Validate INI and config file syntax with line-by-line analysis. Part of the DevTools Surf developer suite. Browse more tools in the Data / SQL collection.
Use Cases
Validate PHP application config files (php.ini, .env.ini) before deployment.
Check ansible.cfg, Terraform backend configs, or other INI-based tool configurations for syntax errors.
Verify Windows registry export (.reg) files that use an INI-like format.
Parse and validate game config files that use INI format (common in Unity and Unreal projects).
Tips
Check that section names contain no brackets or whitespace — [section name] is valid but [[nested]] causes parse errors in most INI parsers.
Validate both the INI syntax and the expected key presence simultaneously by enabling key-schema mode.
Use line-by-line error output to pinpoint issues in large config files without scrolling through hundreds of lines.
Fun Facts
The INI file format originated in MS-DOS and early Windows (late 1980s). win.ini and system.ini were the primary Windows 3.x configuration files — both have been superseded but the format persists widely.
There is no formal specification for INI files — different parsers disagree on multi-line values, comment characters (# vs. ;), duplicate keys, and section inheritance. Python's configparser, PHP's parse_ini_file, and Windows registry INI all behave differently.

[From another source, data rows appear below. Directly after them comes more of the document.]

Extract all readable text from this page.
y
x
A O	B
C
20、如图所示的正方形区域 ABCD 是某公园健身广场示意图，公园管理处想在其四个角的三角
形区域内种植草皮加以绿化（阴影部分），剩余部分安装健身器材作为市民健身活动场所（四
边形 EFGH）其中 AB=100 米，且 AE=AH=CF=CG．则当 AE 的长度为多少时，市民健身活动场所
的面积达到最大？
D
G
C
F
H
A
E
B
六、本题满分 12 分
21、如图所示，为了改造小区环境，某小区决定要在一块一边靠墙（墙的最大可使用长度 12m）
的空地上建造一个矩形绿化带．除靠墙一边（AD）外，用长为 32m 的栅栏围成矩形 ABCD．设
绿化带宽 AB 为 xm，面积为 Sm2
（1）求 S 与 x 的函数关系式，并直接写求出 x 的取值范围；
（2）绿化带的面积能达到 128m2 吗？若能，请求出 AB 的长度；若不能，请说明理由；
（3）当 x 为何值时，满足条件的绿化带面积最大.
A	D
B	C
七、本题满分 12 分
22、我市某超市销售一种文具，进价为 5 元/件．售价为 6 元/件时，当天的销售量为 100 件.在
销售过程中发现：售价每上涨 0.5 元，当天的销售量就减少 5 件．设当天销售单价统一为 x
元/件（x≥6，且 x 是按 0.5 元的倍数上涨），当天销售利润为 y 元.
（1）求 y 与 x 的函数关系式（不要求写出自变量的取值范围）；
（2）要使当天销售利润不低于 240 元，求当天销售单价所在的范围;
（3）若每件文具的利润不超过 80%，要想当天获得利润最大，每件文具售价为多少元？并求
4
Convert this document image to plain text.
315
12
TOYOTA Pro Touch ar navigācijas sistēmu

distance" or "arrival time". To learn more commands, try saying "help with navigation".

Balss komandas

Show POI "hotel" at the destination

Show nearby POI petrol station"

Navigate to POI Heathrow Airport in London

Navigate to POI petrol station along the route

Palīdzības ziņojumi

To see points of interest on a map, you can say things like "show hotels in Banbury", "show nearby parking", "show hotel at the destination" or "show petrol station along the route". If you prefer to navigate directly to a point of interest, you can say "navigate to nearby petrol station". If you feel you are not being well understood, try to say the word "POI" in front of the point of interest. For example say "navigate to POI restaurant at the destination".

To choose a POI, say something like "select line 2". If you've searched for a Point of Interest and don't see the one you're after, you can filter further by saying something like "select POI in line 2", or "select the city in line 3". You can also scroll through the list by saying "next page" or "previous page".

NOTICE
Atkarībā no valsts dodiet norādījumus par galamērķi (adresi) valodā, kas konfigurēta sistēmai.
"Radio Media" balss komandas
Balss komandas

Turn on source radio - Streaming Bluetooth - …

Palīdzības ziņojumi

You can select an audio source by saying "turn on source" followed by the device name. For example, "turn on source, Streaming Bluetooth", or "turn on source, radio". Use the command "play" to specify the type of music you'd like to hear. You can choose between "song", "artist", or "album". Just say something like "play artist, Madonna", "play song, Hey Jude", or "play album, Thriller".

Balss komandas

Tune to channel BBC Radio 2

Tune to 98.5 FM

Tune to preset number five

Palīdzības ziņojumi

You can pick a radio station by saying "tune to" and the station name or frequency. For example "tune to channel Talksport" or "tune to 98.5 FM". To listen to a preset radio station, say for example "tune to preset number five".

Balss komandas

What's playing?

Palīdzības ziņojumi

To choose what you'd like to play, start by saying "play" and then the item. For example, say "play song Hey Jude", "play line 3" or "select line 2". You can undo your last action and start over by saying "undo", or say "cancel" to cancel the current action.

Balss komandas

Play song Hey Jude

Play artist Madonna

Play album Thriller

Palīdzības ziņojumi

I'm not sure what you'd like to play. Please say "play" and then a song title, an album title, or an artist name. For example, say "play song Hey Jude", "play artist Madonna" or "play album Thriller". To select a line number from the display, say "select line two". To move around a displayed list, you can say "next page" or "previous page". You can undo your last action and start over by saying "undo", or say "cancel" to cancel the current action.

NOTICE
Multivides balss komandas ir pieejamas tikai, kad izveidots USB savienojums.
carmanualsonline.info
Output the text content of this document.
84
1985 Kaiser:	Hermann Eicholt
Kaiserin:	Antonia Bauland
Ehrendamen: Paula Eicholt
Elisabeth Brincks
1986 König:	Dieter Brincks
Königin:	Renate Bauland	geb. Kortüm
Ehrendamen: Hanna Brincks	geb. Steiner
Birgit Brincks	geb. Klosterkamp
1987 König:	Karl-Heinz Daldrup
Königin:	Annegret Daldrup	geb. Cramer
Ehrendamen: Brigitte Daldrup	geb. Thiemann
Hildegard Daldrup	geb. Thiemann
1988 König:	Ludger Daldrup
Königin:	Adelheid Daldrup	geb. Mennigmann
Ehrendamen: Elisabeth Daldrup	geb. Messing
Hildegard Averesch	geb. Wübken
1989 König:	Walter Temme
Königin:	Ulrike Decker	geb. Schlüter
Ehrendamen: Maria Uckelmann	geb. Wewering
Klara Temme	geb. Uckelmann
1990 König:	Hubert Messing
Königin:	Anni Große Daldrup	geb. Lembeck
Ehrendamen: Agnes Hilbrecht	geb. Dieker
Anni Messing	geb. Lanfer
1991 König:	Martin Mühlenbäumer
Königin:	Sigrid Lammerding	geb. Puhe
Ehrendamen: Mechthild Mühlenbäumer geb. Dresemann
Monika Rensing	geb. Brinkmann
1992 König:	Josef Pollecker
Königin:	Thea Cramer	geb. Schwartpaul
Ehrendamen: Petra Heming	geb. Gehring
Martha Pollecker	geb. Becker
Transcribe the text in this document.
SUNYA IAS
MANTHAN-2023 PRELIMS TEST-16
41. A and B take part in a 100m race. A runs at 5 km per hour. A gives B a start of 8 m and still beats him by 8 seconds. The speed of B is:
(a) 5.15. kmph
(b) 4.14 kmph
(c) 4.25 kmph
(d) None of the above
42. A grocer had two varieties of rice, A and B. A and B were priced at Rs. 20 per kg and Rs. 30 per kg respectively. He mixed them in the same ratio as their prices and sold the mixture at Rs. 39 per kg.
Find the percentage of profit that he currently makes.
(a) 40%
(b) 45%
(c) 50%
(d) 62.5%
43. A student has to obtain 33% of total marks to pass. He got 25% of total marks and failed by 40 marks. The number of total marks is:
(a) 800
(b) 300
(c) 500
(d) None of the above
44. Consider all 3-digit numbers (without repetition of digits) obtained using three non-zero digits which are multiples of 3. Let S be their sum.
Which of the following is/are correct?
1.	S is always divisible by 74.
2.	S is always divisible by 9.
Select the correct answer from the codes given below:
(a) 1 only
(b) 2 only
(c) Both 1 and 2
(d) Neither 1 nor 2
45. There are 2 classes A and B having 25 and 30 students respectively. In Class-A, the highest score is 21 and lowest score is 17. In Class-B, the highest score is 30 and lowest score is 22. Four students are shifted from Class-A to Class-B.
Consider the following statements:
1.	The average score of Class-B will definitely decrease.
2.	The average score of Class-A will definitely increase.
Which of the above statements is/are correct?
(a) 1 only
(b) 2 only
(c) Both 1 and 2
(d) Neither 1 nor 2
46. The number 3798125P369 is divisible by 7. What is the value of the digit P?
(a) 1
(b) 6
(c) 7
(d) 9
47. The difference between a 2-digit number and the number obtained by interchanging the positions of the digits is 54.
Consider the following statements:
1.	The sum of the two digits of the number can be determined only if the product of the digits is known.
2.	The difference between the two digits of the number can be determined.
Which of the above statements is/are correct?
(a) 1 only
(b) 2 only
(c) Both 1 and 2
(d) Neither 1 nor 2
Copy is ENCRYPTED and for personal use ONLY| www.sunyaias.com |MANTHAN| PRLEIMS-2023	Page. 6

Git's own configuration file (.git/config) is an INI-derivative format — it extends the format with subsections like [branch "main"] and multi-valued keys.
FAQ
What counts as a valid INI file?
Sections in square brackets, key=value pairs, and comments starting with # or ;. The validator follows Python configparser behavior by default, which is the most widely accepted reference implementation.
Does it support multi-line values?
Multi-line values (indented continuation lines) are validated if enabled. Some parsers reject them; the validator shows whether your file passes strict or lenient modes.
Can it detect duplicate keys?
Yes — duplicate keys within the same section are flagged as warnings. Whether they are errors depends on the parser; most take the last value, some raise exceptions.